Today was the Inhambane province English theater competition. We, my group and Erin’s, were supposed to leave at 4:30am but when the chapa still hadn’t arrived at 4:45am I called him. Obviously just awoken he asked “am I supposed to come now?” “You were supposed to come ten minutes ago!” I yelled. But amazingly he was there within 5 minutes. A few of our students showed up a little late (this is Mozambique, after all), but by the time the driver arrived everyone was there and we set off for Massinga, where the competition would be.
Most of the buses and cars in this country originally came from Japan and they have vestiges of their history like stickers or stickers, in Japanese, explaining how to open the door or the maximum capacity. The chapa driver turned on the tape in the player and suddenly I perked up—it was Hikaru Utada’s hit album “Automatic” album from 1999! In other words, it was the hit album by a Japanese pop star the year I lived in Japan with my family when I was 12 years old, an album that I still have and listen to. This tape clearly came with the bus and had been in the player, maybe stuck in there, for 13 years. I rocked out the whole ride; I don’t think anyone else enjoyed the music quite as much as I did.
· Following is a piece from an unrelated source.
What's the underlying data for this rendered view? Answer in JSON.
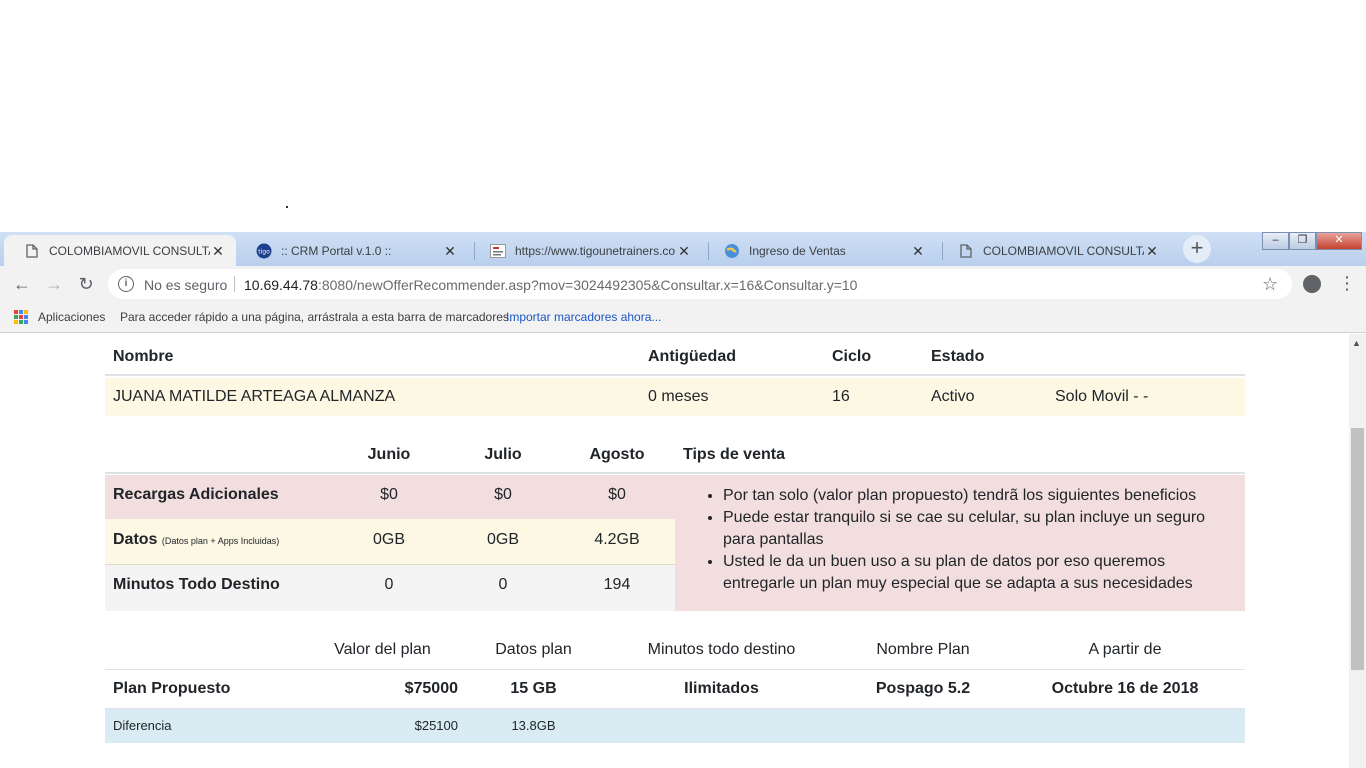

There were 15 different English theater groups from around Inhambane province at the competition. Each group had between 5-10 students and it was such a pleasure to see so many students excited about speaking English. Throughout the day the students spoke predominantly English, excited to be around other speakers and proud to show off their proficiency. One group was actually a REDES group that decided that they wanted to form their own all-girls English skit.
Anytime a bunch of teenage boys (sadly most groups were about 70% boys) are writing a skit you would expect it to be pretty goofy. This is no surprise and it’s not a bad thing either. But one thing that bothered me today was how light and goofy the plays were at times when they were discussing and portraying very profound and serious topics, such as rape. And perhaps what bothered me even more was the audience’s ability to forget that they were watching the portrayal of a rape and laugh at the actors’ antics during the scene.
My group didn’t win any prizes, but I was incredibly proud of them. The performance they gave today was one of the best ones they have ever given. My colleague and counterpart had come with us, but he had an event with his wife’s family mid-morning, so we had requested the first time slot and planned for him to leave after our group performed. But unfortunately, in true Mozambican fashion, many of the groups were late and we started about 1.5 hours behind schedule, so he wasn’t able to see our group perform.
On our drive home a young man about my age was standing right on the yellow line on the left side of the road. He looked to his left, didn’t see anything, and took the first step of a sprint into the road, right where our chapa would be in a second. At the last moment (and after he had already started to move) he looked right, saw our chapa, and stopped. Our chapa missed him by feet and the mirror on the side of the bus missed him by inches. Everyone in the first two rows (all PCVs) screamed and the driver looked like his heart stopped—mine certainly had.